Unemployment and depression rates have doubled, and the worst part is that no one seems to have an answer as to how Greece is going to overcome this tragedy. How can Greece break this vicious cycle created the by never-ending austerity measures imposed by the IMF and the EU?

Without sounding naïve, why don’t we simply correct, like so many other nations before us have done, what brought Greece to its knees.  Modernize the rigid, anachronistic public sector that does not produce. Fully enforce – across the board, no favoritism – taxation laws. Enact taxation laws with validity and permanence to attract foreign investors.  Lastly, all Greeks need to understand and accept the concept of living your life within your financial legitimate means as the rule, not the exception.  I strongly believe the austerity measures will have no positive effect on Greece’s economy.

Despite the fact that the US is also going through some bad economic times your company is thriving. Do you have any advice for business owners in the construction/restoration industry in Greece who have been badly hit by the crisis as to how they will overcome this tragedy and move on?  

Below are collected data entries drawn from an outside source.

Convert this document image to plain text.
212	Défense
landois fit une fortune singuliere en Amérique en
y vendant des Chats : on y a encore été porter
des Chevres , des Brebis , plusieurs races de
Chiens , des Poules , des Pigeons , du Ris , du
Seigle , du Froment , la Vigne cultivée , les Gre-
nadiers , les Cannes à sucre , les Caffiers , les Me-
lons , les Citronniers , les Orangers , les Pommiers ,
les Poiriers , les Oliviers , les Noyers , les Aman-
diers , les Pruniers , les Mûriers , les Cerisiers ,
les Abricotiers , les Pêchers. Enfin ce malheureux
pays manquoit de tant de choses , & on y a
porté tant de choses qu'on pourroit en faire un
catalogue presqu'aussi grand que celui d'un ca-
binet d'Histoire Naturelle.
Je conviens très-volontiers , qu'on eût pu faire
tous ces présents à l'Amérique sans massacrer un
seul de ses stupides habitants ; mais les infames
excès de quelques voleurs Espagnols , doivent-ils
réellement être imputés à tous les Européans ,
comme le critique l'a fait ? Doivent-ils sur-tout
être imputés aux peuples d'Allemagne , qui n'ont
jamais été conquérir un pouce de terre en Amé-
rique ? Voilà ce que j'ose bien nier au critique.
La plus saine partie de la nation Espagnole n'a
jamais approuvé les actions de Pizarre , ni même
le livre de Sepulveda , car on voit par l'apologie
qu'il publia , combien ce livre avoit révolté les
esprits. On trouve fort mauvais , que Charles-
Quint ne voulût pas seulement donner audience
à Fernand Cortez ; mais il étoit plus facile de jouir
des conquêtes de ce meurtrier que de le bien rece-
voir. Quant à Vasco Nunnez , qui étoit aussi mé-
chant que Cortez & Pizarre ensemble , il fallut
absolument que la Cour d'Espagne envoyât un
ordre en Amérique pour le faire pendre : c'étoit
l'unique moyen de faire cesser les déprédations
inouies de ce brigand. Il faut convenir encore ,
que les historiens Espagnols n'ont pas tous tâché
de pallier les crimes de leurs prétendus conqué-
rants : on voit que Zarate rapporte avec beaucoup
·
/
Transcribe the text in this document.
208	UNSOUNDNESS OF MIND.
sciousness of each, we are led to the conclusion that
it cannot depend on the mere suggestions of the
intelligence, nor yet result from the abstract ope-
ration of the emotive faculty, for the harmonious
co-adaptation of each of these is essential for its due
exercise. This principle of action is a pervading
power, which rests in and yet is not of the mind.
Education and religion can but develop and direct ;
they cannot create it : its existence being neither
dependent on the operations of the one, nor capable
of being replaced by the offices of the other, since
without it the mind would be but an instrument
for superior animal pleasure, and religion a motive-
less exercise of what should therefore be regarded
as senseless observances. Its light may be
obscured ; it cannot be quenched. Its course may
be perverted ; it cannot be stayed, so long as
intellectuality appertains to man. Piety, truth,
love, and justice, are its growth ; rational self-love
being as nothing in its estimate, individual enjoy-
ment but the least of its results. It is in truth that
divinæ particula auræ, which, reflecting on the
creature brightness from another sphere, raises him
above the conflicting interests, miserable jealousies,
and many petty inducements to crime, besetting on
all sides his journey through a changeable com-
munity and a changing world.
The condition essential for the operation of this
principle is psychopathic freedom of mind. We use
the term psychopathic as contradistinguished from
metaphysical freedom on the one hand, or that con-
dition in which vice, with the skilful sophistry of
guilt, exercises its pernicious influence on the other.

More opportunities will be available within the construction sector in Greece when the above rules are implemented.  It would be to their obvious advantage to join forces and push the Greek government in that direction.  Unfortunately, I honestly think that my recipe for success in the US would become a huge fiasco in Greece, as there is no opportunity for correct business practices to prevail, at present.

What about American investments in Greece? Do you think that Americans will invest in Greece or is it just wishful thinking on our (the Greeks’) behalf? 

Wishful thinking until things improve!!!